In holding that GEA had failed to satisfy this test, the Court of Appeal explained that a Norwich order is “…an intrusive and extraordinary remedy that must be exercised with caution. It is therefore incumbent on the applicant for a Norwich order to demonstrate that the discovery sought is required to permit a prospective action to proceed.”
Soon after the decision in GEA,
the Ontario Superior Court had occasion to further interpret the Norwich order test as laid out in GEA –
this time in a case of internet defamation
. In York University v. Bell Canada Enterprises and Rogers Communications
, York University successfully applied for an order compelling two Internet service providers to disclose information it needed to identify the anonymous author(s) of a series of emails impugning the integrity of York’s President.
Mr. Justice Strathy concluded that the GEA test was met and ordered the identities of the persons holding the relevant email accounts to be disclosed by the relevant email service providers. In doing so, he provided further guidance when the interests of justice will warrant such an order being granted:
“The Court is required to balance the benefit to the applicant of revealing the desired information against the prejudice to the alleged wrongdoer in releasing the information. At this stage, the Court may consider the nature of the information sought, the degree of confidentiality accorded to the information by the party against whom the order is sought, and the degree to which the requested order curtails the use to which the information can be put.”

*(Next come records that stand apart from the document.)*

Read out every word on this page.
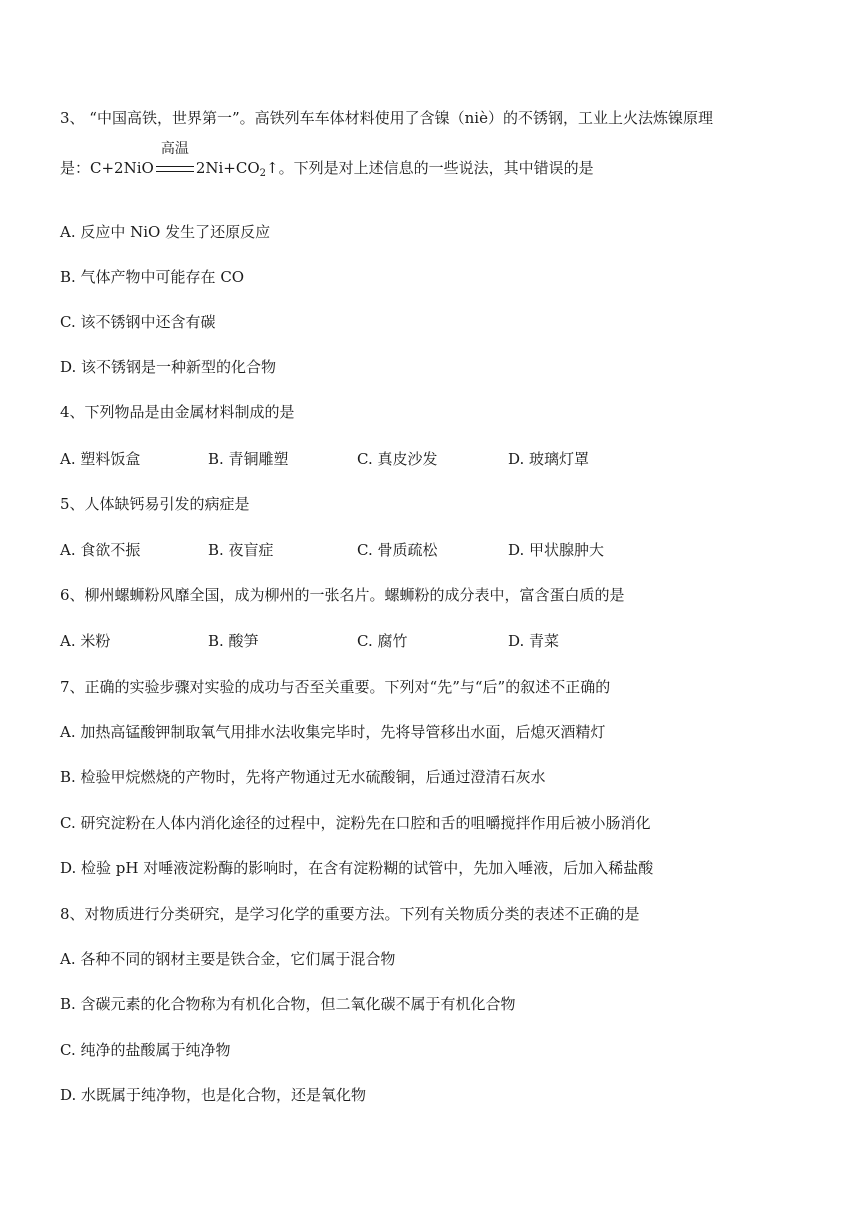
3、 “中国高铁，世界第一”。高铁列车车体材料使用了含镍（niè）的不锈钢，工业上火法炼镍原理
是：C+2NiO
高温
$2Ni+CO_2↑$。下列是对上述信息的一些说法，其中错误的是
A. 反应中 NiO 发生了还原反应
B. 气体产物中可能存在 CO
C. 该不锈钢中还含有碳
D. 该不锈钢是一种新型的化合物
4、下列物品是由金属材料制成的是
A. 塑料饭盒	B. 青铜雕塑	C. 真皮沙发	D. 玻璃灯罩
5、人体缺钙易引发的病症是
A. 食欲不振	B. 夜盲症	C. 骨质疏松	D. 甲状腺肿大
6、柳州螺蛳粉风靡全国，成为柳州的一张名片。螺蛳粉的成分表中，富含蛋白质的是
A. 米粉	B. 酸笋	C. 腐竹	D. 青菜
7、正确的实验步骤对实验的成功与否至关重要。下列对“先”与“后”的叙述不正确的
A. 加热高锰酸钾制取氧气用排水法收集完毕时，先将导管移出水面，后熄灭酒精灯
B. 检验甲烷燃烧的产物时，先将产物通过无水硫酸铜，后通过澄清石灰水
C. 研究淀粉在人体内消化途径的过程中，淀粉先在口腔和舌的咀嚼搅拌作用后被小肠消化
D. 检验 pH 对唾液淀粉酶的影响时，在含有淀粉糊的试管中，先加入唾液，后加入稀盐酸
8、对物质进行分类研究，是学习化学的重要方法。下列有关物质分类的表述不正确的是
A. 各种不同的钢材主要是铁合金，它们属于混合物
B. 含碳元素的化合物称为有机化合物，但二氧化碳不属于有机化合物
C. 纯净的盐酸属于纯净物
D. 水既属于纯净物，也是化合物，还是氧化物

When viewed in conjunction, the decisions in GEA
and York University
not only provide instruction as to when Norwich orders can be issued, but they also demonstrate the circumstances in which such orders may be valuable to a wronged party otherwise lacking the information needed to commence litigation. In particular, Norwich orders may end up becoming much more common as victims of defamatory
emails or internet postings seek to pursue authors who would otherwise remain anonymous.
[i] GEA Group AG v. Ventura Group Co., 2009 ONCA 619.
[ii] York University v. Bell Canada Enterprises and Rogers Communications Inc., 2009 CanLII 46447 (Ont. S.C.).